Summative Assessment and High-Stakes Testing
Summative assessment, such as paper-and-pencil tests, is an efficient and objective assessment approach that allows quick and reliable results. The goal of summative assessment is to evaluate student learning at the end of a specified period or event, such as at the end of an instructional unit. Summative assessment includes direct testing and may include the following question types: multiple-choice, matching, true or false, fill-in-the-blank, short answer, or a combination of these. Other examples of summative assessment include a final paper or a music recital. Although this approach can be informative, when used in isolation, it may not assess the development of the whole child.

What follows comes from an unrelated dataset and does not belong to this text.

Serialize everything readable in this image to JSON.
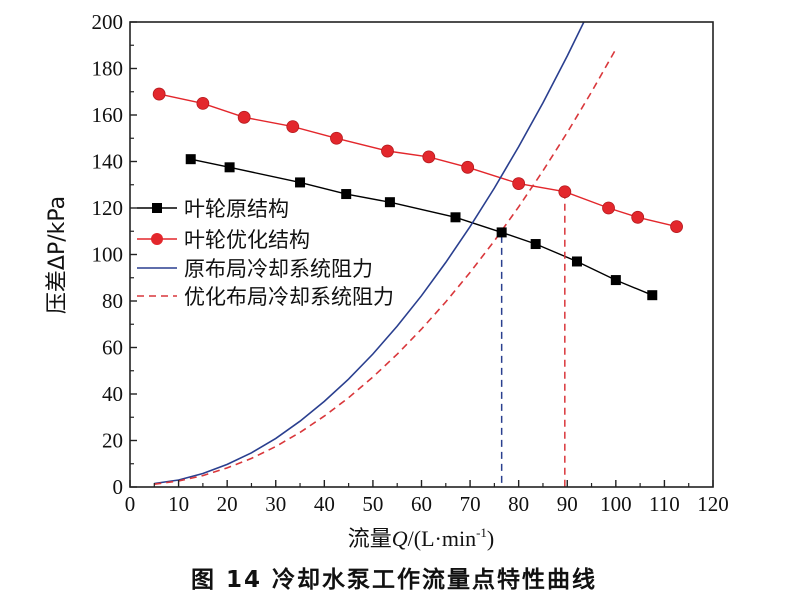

Summative assessments are often high-stakes, which means that they have a high point value. Given the high point value, there can be significant consequences for students if they do not perform well. Although summative assessment practices can be less time-consuming than formative assessment methods, some children may learn to associate negative feelings such as fear with tests, which may lead to test anxiety. Therefore, teachers are encouraged to create friendly and low-stress environments when testing, such as playing relaxing music, giving tests fun names, and allowing children to participate in high-interest activities following tests.
When administering summative assessments, it is important to consider whether students need accommodations. Testing accommodations are changes to the regular testing environment and auxiliary aids and services that allow individuals with disabilities to demonstrate their knowledge (U.S. Department of Justice Civil Rights Division, n.d.). Examples of testing accommodations include extended time, testing in a distraction-free room, use of scribes, having the test read aloud when reading is not being assessed, and physical prompts such as redirection.
Judging the Quality and Utility of Assessments
Given that assessment instruments are used to inform instructional and diagnostic decisions, it is imperative that practitioners select quality instruments that demonstrate adequate psychometric properties. Reliability and validity are the two main psychometric properties.
Reliability is the ability to reproduce a result consistently. Three common forms of reliability include internal reliability, test/re-test reliability, and inter-rater reliability. Internal reliability assesses the consistency of scores across items within a test. Salvia, Ysseldyke, and Witmer (2017) recommended a minimum internal reliability standard of .80 when making screening decisions and a reliability standard of .90 when making diagnostic decisions. Test-retest reliability is obtained by administering the same test twice to the same individual over a period of time. Inter-rater reliability is used to assess the degree to which scores across items for different raters are similar. Inter-rater reliability is especially important when assessment involves observations of behavior, including rating scales, because observers may not interpret items the same way.
Validity encompasses the extent to which scores reflect what the test is designed to measure. The three main forms of validity include face validity, construct validity, and criterion-related validity. Face validity helps answer the question of whether the instrument appears to be assessing what it is designed to measure, and may include expert consensus. Construct validity assesses whether the instrument measures the construct it is designed to measure and not some other construct. For example, an assessment instrument designed to assess disruptive behavior should actually assess disruptive behavior and not reading skills or intelligence. Construct validity can be assessed by analyzing the relationship of scores between two or more assessment instruments (Messick, 1995). Messick (1995) suggested that both convergent and discriminant correlation patterns are important to investigate when exploring construct validity. Convergent patterns indicate a correspondence between measures of the same construct, whereas discriminant patterns indicate distinctness from measures of other constructs (Messick, 1995). Finally, criterion-related validity is used to predict current or future outcomes. Concurrent validity refers to a comparison of scores between the instrument and some outcome at the same time while predictive validity refers to a comparison of scores between the instrument and some later outcome.
When selecting quality instruments for both formative and summative assessment, it is insufficient to have adequate reliability, and test scores must also demonstrate adequate validity. When reviewing assessments, these properties may typically be found in the technical portion of the test manual. Additionally, the Mental Measurements Yearbook is a resource that includes test reviews, including measures of reliability and validity. By selecting quality tools, professionals may have confidence that the tools they are using are useful for obtaining information related to a specific area.